На таком верблюде меня однажды прокатил молодой казах. Он работал счетоводом в маминой бухгалтерии. Звали его Саша. Он мне очень нравился, потому что всегда разговаривал со мною, иногда брал на колени и рисовал всяких зверушек. Я считала Сашу самым красивым казахом: блестящие чёрные волосы, с блеском чёрные глаза и очень добрая улыбка. Когда я приходила к маме в бухгалтерию, я не могла оторвать от него взгляда. Так в один из моих визитов Саша сказал:
– А ну, озорница, иди сюда! Хочешь прокатиться на верблюде ко мне домой, на обед? У мамы твоей я уже разрешение спросил. Она не возражает. А ты? Ну, решайся, Люси!
Он посадил меня перед собой на шею лежащего верблюда, сказал, чтобы я покрепче держалась за шерсть, и что-то шепнул этому чудищу на длинных ногах. Тот, приняв от хозяина команду, сначала выпрямил одну переднюю ногу, потом – другую, а затем рывком стал на обе задние. И зашагал. У меня всё поплыло перед глазами.
Я никогда не бывала на такой высоте, да еще враскачку. Вцепившись в мягкую шерсть великана, я замерла, боясь отвести взгляд от его головы, которая всё время качалась: вверх-вниз, вверх-вниз…Саша посоветовал:
– Смелей, смелей, Люкиня! Выпрями спину, чтобы ты сидела, а не лежала на этом мохнатом шарабане. Та-ак, теперь разожми кулачки, отпусти шерсть, и держись за перекладину на седловине.
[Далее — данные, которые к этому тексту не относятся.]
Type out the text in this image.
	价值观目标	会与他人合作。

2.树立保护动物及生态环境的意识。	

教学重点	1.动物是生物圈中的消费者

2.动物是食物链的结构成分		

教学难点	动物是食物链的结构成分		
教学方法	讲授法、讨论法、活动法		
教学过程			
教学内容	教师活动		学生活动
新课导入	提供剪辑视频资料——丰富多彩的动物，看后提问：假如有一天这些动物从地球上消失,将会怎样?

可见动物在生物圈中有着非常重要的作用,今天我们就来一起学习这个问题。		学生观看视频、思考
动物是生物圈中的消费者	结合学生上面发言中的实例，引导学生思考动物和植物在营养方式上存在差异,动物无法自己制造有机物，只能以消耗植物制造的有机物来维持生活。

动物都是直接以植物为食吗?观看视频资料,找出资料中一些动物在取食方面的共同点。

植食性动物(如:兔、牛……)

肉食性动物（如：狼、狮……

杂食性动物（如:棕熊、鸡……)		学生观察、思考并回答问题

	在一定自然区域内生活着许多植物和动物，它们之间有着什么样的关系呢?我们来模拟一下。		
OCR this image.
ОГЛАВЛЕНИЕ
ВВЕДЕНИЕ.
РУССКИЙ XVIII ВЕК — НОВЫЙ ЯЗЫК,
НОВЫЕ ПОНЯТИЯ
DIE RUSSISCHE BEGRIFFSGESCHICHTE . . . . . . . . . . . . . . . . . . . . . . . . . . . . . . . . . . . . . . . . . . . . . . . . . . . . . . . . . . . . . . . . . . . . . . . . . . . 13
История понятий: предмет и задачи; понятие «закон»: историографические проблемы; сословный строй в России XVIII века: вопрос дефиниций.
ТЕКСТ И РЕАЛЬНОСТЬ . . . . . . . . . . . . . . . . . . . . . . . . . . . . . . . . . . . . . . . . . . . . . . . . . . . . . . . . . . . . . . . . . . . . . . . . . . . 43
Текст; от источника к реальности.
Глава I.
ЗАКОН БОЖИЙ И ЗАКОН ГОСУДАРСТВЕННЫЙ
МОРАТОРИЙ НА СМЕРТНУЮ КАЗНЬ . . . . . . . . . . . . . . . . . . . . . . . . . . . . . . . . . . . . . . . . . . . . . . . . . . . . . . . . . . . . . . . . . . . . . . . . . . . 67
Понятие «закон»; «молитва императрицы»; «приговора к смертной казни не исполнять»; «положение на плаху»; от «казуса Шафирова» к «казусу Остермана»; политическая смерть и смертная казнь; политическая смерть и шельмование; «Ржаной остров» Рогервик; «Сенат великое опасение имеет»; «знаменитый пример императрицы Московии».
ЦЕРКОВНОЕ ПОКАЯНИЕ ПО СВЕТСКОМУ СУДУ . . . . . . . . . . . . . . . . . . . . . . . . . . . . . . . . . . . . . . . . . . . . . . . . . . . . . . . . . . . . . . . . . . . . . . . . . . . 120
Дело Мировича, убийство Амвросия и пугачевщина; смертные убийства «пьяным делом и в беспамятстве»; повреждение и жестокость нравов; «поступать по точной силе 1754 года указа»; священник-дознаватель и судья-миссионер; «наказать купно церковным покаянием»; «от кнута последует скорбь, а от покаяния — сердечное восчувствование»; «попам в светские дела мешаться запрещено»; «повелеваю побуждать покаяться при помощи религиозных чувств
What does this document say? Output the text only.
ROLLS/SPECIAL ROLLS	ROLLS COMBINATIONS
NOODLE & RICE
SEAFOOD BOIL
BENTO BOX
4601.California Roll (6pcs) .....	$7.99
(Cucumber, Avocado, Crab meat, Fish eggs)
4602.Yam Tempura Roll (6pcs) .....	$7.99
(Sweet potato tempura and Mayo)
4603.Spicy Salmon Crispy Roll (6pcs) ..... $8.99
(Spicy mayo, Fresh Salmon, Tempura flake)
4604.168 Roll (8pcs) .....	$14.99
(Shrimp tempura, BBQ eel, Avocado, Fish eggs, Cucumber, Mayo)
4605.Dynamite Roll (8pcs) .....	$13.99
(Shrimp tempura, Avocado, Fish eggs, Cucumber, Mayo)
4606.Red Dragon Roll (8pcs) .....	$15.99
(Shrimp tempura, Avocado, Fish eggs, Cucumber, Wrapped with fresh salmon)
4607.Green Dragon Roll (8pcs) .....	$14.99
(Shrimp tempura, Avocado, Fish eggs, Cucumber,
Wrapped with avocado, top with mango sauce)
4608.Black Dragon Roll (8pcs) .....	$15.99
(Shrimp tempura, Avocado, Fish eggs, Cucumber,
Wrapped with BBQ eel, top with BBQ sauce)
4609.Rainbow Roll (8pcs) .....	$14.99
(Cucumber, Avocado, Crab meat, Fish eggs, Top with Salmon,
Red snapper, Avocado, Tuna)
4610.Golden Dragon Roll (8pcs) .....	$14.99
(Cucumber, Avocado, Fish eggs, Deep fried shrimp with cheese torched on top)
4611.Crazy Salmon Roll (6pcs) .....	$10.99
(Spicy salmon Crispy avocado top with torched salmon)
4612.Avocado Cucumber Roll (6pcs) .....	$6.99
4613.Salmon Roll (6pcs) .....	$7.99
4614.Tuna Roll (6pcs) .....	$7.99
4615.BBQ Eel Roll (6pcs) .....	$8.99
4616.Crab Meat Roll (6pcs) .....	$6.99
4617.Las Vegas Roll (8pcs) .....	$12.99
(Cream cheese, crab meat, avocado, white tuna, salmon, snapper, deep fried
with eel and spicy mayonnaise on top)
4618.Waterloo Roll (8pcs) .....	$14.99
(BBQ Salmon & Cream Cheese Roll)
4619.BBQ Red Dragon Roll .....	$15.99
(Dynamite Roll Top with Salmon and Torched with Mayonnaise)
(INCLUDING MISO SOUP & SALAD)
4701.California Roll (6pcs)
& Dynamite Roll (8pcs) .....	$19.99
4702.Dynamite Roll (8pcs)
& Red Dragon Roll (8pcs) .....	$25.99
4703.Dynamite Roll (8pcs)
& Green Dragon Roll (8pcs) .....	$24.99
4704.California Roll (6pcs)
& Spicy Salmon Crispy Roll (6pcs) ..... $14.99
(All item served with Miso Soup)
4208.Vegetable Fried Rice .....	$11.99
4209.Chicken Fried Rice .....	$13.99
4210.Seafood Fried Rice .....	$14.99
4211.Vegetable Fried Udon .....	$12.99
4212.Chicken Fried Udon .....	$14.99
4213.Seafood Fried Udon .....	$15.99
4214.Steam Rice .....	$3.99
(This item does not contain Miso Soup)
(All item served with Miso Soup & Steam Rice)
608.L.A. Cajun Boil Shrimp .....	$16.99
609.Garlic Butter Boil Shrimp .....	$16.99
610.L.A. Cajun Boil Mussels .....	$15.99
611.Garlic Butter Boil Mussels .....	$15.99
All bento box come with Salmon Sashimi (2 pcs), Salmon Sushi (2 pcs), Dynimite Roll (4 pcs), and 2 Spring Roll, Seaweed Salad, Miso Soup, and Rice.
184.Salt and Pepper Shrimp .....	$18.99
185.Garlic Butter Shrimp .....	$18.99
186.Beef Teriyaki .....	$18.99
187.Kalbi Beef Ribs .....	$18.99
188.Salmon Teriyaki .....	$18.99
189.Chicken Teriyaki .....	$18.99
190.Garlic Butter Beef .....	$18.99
От страха я выполняла все Сашины указания. И вдруг почувствовала, что сидеть – мягко и не страшно. А раскачивание даже приятней, чем на качелях. Там не успеваешь ничего увидеть вокруг, а тут крути головой – кустики и дома проплывают медленно, на дороге можно даже разглядеть траву.
Так мы и «приплыли» к большой круглой юрте. Здесь жил Саша. Из юрты вышли две женщины, молодая и постарше – его сестра и мать.
– Ой, вай, гостья-то какой у нас! – воскликнула старшая и бережно приняла меня из рук Саши и завела в юрту.
Посреди круглой «комнаты» стоял очень низкий, ниже чем в нашем детском саду, большой круглый стол, за которым, сложив ноги накрест, сидел пожилой казах в расшитом халате – Сашин отец.
– Бу нэмэ-э-э? (Это кто-о-о?), – с улыбкой растягивая слова, спросил старик.
– Ой, вай Ока, такой гостья наш! Очень такой важный гостья! – отвечала Сашина мама и приветливо смотрела на меня.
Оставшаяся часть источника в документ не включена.